Comungo do entendimento de que o benefício de amparo social, mesmo sendo vantagem de natureza personalíssima, pode ser pago aos herdeiros, ainda que o requerente tenha falecido no curso do processo porquanto os valores devidos e não recebidos em vida por ele integram o seu patrimônio e o direito às parcelas atrasadas (resíduos) é inquestionável, de sorte que seus sucessores podem se habilitar no eventual crédito decorrente.
Portanto, com a superveniência do óbito do requerente, remanesce o interesse jurídico dos herdeiros ou sucessores nos resíduos não recebidos por ele em vida, não sendo hipótese de extinção automática do processo.
Nessa esteira, o Exmo. Des. Federal Mairan Maia, em sua tese de Livre- Docência discorre no tópico 7.1.4.3, intitulado "AS REGRAS DA SUCESSÃO LEGÍTIMA, AS ESTRUTURAS FAMILIARES CONTEMPORÂNEAS E A VONTADE", p. 253/256.
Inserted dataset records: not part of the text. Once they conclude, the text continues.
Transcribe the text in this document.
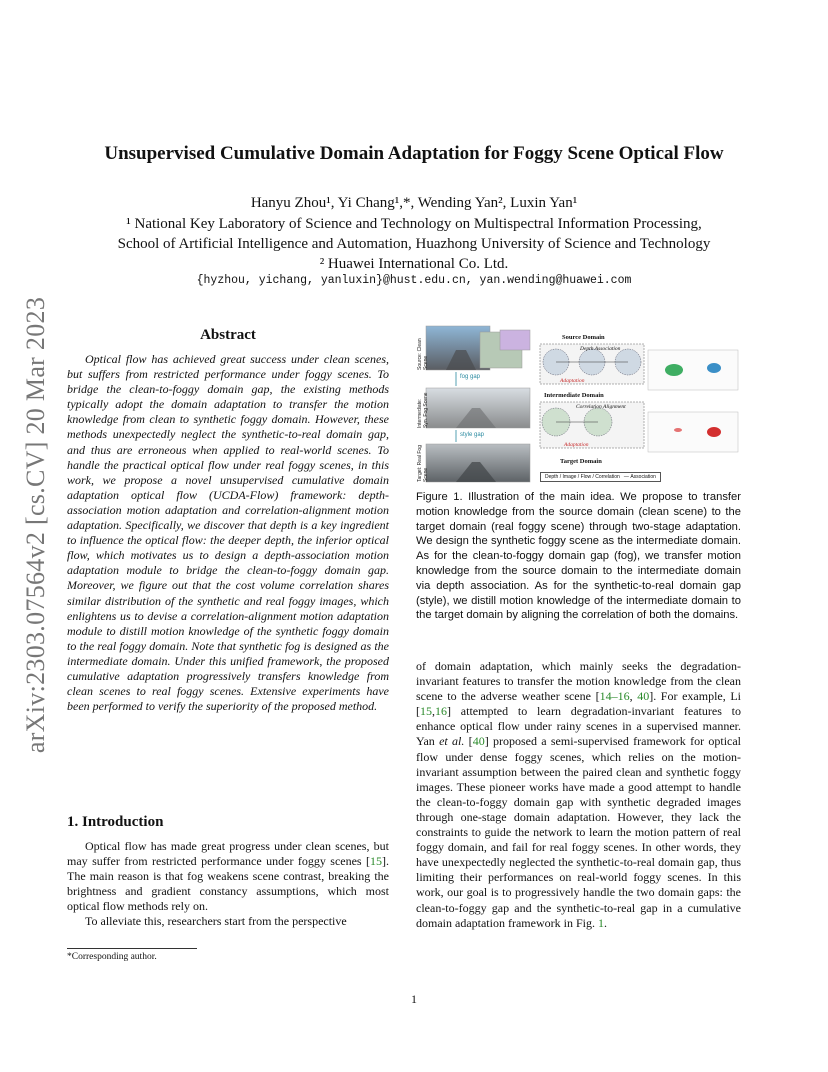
arXiv:2303.07564v2 [cs.CV] 20 Mar 2023
Unsupervised Cumulative Domain Adaptation for Foggy Scene Optical Flow
Hanyu Zhou¹, Yi Chang¹,*, Wending Yan², Luxin Yan¹
¹ National Key Laboratory of Science and Technology on Multispectral Information Processing,
School of Artificial Intelligence and Automation, Huazhong University of Science and Technology
² Huawei International Co. Ltd.
{hyzhou, yichang, yanluxin}@hust.edu.cn, yan.wending@huawei.com
Abstract

Optical flow has achieved great success under clean scenes, but suffers from restricted performance under foggy scenes. To bridge the clean-to-foggy domain gap, the existing methods typically adopt the domain adaptation to transfer the motion knowledge from clean to synthetic foggy domain. However, these methods unexpectedly neglect the synthetic-to-real domain gap, and thus are erroneous when applied to real-world scenes. To handle the practical optical flow under real foggy scenes, in this work, we propose a novel unsupervised cumulative domain adaptation optical flow (UCDA-Flow) framework: depth-association motion adaptation and correlation-alignment motion adaptation. Specifically, we discover that depth is a key ingredient to influence the optical flow: the deeper depth, the inferior optical flow, which motivates us to design a depth-association motion adaptation module to bridge the clean-to-foggy domain gap. Moreover, we figure out that the cost volume correlation shares similar distribution of the synthetic and real foggy images, which enlightens us to devise a correlation-alignment motion adaptation module to distill motion knowledge of the synthetic foggy domain to the real foggy domain. Note that synthetic fog is designed as the intermediate domain. Under this unified framework, the proposed cumulative adaptation progressively transfers knowledge from clean scenes to real foggy scenes. Extensive experiments have been performed to verify the superiority of the proposed method.

1. Introduction

Optical flow has made great progress under clean scenes, but may suffer from restricted performance under foggy scenes [15]. The main reason is that fog weakens scene contrast, breaking the brightness and gradient constancy assumptions, which most optical flow methods rely on.

To alleviate this, researchers start from the perspective

*Corresponding author.
Source: Clean Scene
Intermediate: Syn. Fog Scene
Target: Real Fog Scene
fog gap
style gap
Source Domain
Depth Association
Adaptation
Intermediate Domain
Correlation Alignment
Adaptation
Target Domain
Depth / Image / Flow / Correlation   — Association

Figure 1. Illustration of the main idea. We propose to transfer motion knowledge from the source domain (clean scene) to the target domain (real foggy scene) through two-stage adaptation. We design the synthetic foggy scene as the intermediate domain. As for the clean-to-foggy domain gap (fog), we transfer motion knowledge from the source domain to the intermediate domain via depth association. As for the synthetic-to-real domain gap (style), we distill motion knowledge of the intermediate domain to the target domain by aligning the correlation of both the domains.

of domain adaptation, which mainly seeks the degradation-invariant features to transfer the motion knowledge from the clean scene to the adverse weather scene [14–16, 40]. For example, Li [15,16] attempted to learn degradation-invariant features to enhance optical flow under rainy scenes in a supervised manner. Yan et al. [40] proposed a semi-supervised framework for optical flow under dense foggy scenes, which relies on the motion-invariant assumption between the paired clean and synthetic foggy images. These pioneer works have made a good attempt to handle the clean-to-foggy domain gap with synthetic degraded images through one-stage domain adaptation. However, they lack the constraints to guide the network to learn the motion pattern of real foggy domain, and fail for real foggy scenes. In other words, they have unexpectedly neglected the synthetic-to-real domain gap, thus limiting their performances on real-world foggy scenes. In this work, our goal is to progressively handle the two domain gaps: the clean-to-foggy gap and the synthetic-to-real gap in a cumulative domain adaptation framework in Fig. 1.

1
Sobre a questão, em sessão realizada em 14/09/2016, por ocasião do julgamento do processo 0176818-18.2005.403.6301, a Turma Nacional de Uniformização dos Juizados Especiais Federais (TNU) firmou entendimento de que a morte do requerente do benefício de amparo social não deve impedir a verificação do mérito do pedido, notadamente se comprovada a existência de requerimento administrativo que possa ensejar pagamento retroativo do benefício, entre a Data da Entrada do Requerimento (DER) e a Data do Óbito.
Assim, os valores a que faria jus o titular do benefício e que não foram recebidos em vida por ele integram o seu patrimônio e são passíveis de transmissão aos herdeiros.
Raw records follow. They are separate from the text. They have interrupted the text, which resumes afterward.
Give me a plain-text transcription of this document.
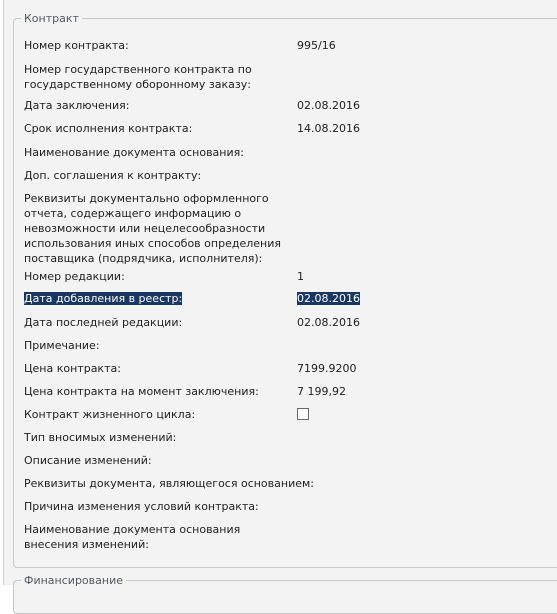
Контракт
Финансирование
Номер контракта:	995/16
Номер государственного контракта по государственному оборонному заказу:
Дата заключения:	02.08.2016
Срок исполнения контракта:	14.08.2016
Наименование документа основания:
Доп. соглашения к контракту:
Реквизиты документально оформленного отчета, содержащего информацию о невозможности или нецелесообразности использования иных способов определения поставщика (подрядчика, исполнителя):
Номер редакции:	1
Дата добавления в реестр:	02.08.2016
Дата последней редакции:	02.08.2016
Примечание:
Цена контракта:	7199.9200
Цена контракта на момент заключения:	7 199,92
Контракт жизненного цикла:
Тип вносимых изменений:
Описание изменений:
Реквизиты документа, являющегося основанием:
Причина изменения условий контракта:
Наименование документа основания внесения изменений:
O direito a atrasados pelo titular está assegurado pelo parágrafo único, do art. 23 do Decreto nº 6.214, de 26.09.2007 (regulamenta o artigo 36 da Lei 8.742/93) que dispõe :
Assentado, portanto, que as parcelas vencidas até a data do óbito do requerente e não usufruídas são passíveis de serem transmitidas aos seus sucessores, remanesce a pretensão deles ao recebimento dos valores eventualmente devidos e não pagos.
No caso concreto, a autora faleceu após a instrução processual, remanescendo o interesse processual já que o provimento jurisdicional ainda é necessário e útil.
Nessa esteira, são os julgados desta Corte Regional que trago à colação:
Por conseguinte, dou provimento ao recurso e, com fulcro no artigo 1.013, §3º, inciso I, do CPC, ingresso na análise do mérito.
O Benefício Assistencial requerido está previsto no artigo 203, inciso V, da Constituição Federal, e regulamentado pelas atuais disposições contidas nos artigos 20, 21 e 21-A, todos da Lei 8.742/1993.
O Benefício da Prestação Continuada (BPC) consiste na garantia de um salário mínimo mensal ao idoso com 65 anos ou mais ou pessoa com deficiência de qualquer idade com impedimentos de natureza física, mental, intelectual ou sensorial de longo prazo (que produza efeitos pelo prazo mínimo de 2 anos), que o impossibilite de participar, em igualdade de condições, com as demais pessoas da vida em sociedade de forma plena e efetiva. Tratando-se de benefício assistencial, não há período de carência, tampouco é necessário que o requerente seja segurado do INSS ou desenvolva alguma atividade laboral, sendo imprescindível, porém, a comprovação da hipossuficiência própria e/ou familiar.
O artigo 203, inciso V, da Constituição Federal garante o benefício em comento às pessoas com deficiência que não possuam meios de prover à sua própria manutenção ou de tê-la provida por sua família.
A previsão deste benefício guarda perfeita harmonia com a Constituição de 1988, que hospedou em seu texto princípios que incorporam exigências de justiça e valores éticos, com previsão de tarefas para que o Estado proceda à reparação de injustiças.
Concebida dentro de uma perspectiva do Estado Social de Direito, a Constituição valoriza e protege os direitos sociais básicos, estabelece normas pragmáticas, enfim, apresenta conteúdo contrário ao de uma Constituição do Estado Liberal, afastando-se do repouso, do formalismo e do divórcio entre Estado e Sociedade.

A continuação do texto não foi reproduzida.